There is something undeniably satisfying about a chilly glass of Provençal rosé on a warm summer’s evening (or, perhaps, afternoon). This style of rosé has become enormously popular around the world, and with good reason–gently fruity and crisp on the finish, these pale, refreshing wines are incredibly easy to enjoy, especially when temperatures are on the rise and light snacks are on the plate.
While France still dominates the pink market, wine drinkers in the U.S. have been exploring Italy’s dizzying array of rosato wines more than ever before. If you think that rosé is only suitable for porches and picnics, think again. Paul Marcus Wines offers a range of captivating, food-craving rosatos that will absolutely shine a tavola.
Our journey begins in the south, on the island of Sicily. The volcanic soils of Mt. Etna are home to the nerello mascalese grape, which produces a wonderfully complex and savory style of rosato. These wines tend to be quite dry, aromatic, and bursting with minerality. At PMW, we’ve been enjoying both the Graci Etna Rosato (a bit more focus) and the Terre Nere Etna Rosato (a tad more fruit). From the southern part of the island comes the Due Terre Rosato di Frappato, a bright, floral wine with a striking deep-amber hue.

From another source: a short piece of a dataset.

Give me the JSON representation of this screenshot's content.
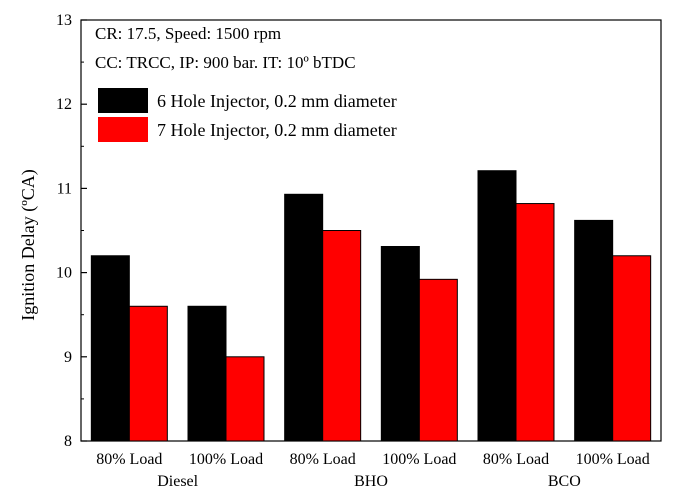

East of Rome and bordering the Adriatic Sea, the verdant Abruzzo region is the province of the dark-skinned montepulciano grape, which produces a rich, structured style of rosato called Cerasuolo d’Abruzzo. The Ciavolich Cerasuolo d’Abruzzo ‘Fosso Cancelli’ is darker in color than some of the “red” wines that we carry. After 24-36 hours of skin maceration in concrete, this wine is moved to terracotta amphorae for further fermentation and aging, resulting in a wine that is dense, yet still lively–a match for more substantial fare than your typical rosé. Fermented and aged briefly in stainless steel, the low-sulfite Cirelli Cerasuolo d’Abruzzo represents a lighter version of this noteworthy type of rosato.
Next we move to Piemonte, where the majestic nebbiolo grape reigns supreme. The nebbiolo of Alto Piemonte, in the northern part of the region, is usually more etched and mineral-driven, with softer tannins, than the nebbiolo found in the more-famous Langhe area two hours to the south. Producers and consumers alike are quickly discovering how well suited the nebbiolo of Alto Piemonte is to rosato.
PMW currently stocks three different expressions of Alto Piemonte rosato. The rust-colored Le Pianelle Coste della Sesia Rosato ‘Al Posto dei Fiori’ adds a touch of vespolina and croatina to its nebbiolo foundation, along with just a hint of oak influence. It’s a full-flavored, multifaceted rosato that still manages to be fresh and nimble thanks to ample acidity and a mineral edge. The Antoniolo Gattinara Rosato ‘Bricco Lorella’ undergoes a relatively short maceration (about three hours), and the resulting wine is vibrant and graceful, with vivid red-berry notes.
Finally, we have Nervi’s Il Rosato, which falls stylistically somewhere between the first two. The oldest estate in the Alto Piemonte DOCG of Gattinara, Nervi was recently purchased by Barolo superstar Roberto Conterno, and they decided to use some of their top vines for this delightful rosato. Malolactic fermentation and a spell of lees aging give this wine a bit of texture without sacrificing any of its zest. For a different twist on Piemonte rosato, try the Vigneti Massa Rosato ‘Terra Libertà’, an herbaceous blend of barbera, cortese, and freisa that hails from the Colli Tortonesi in Piemonte’s southeastern hills.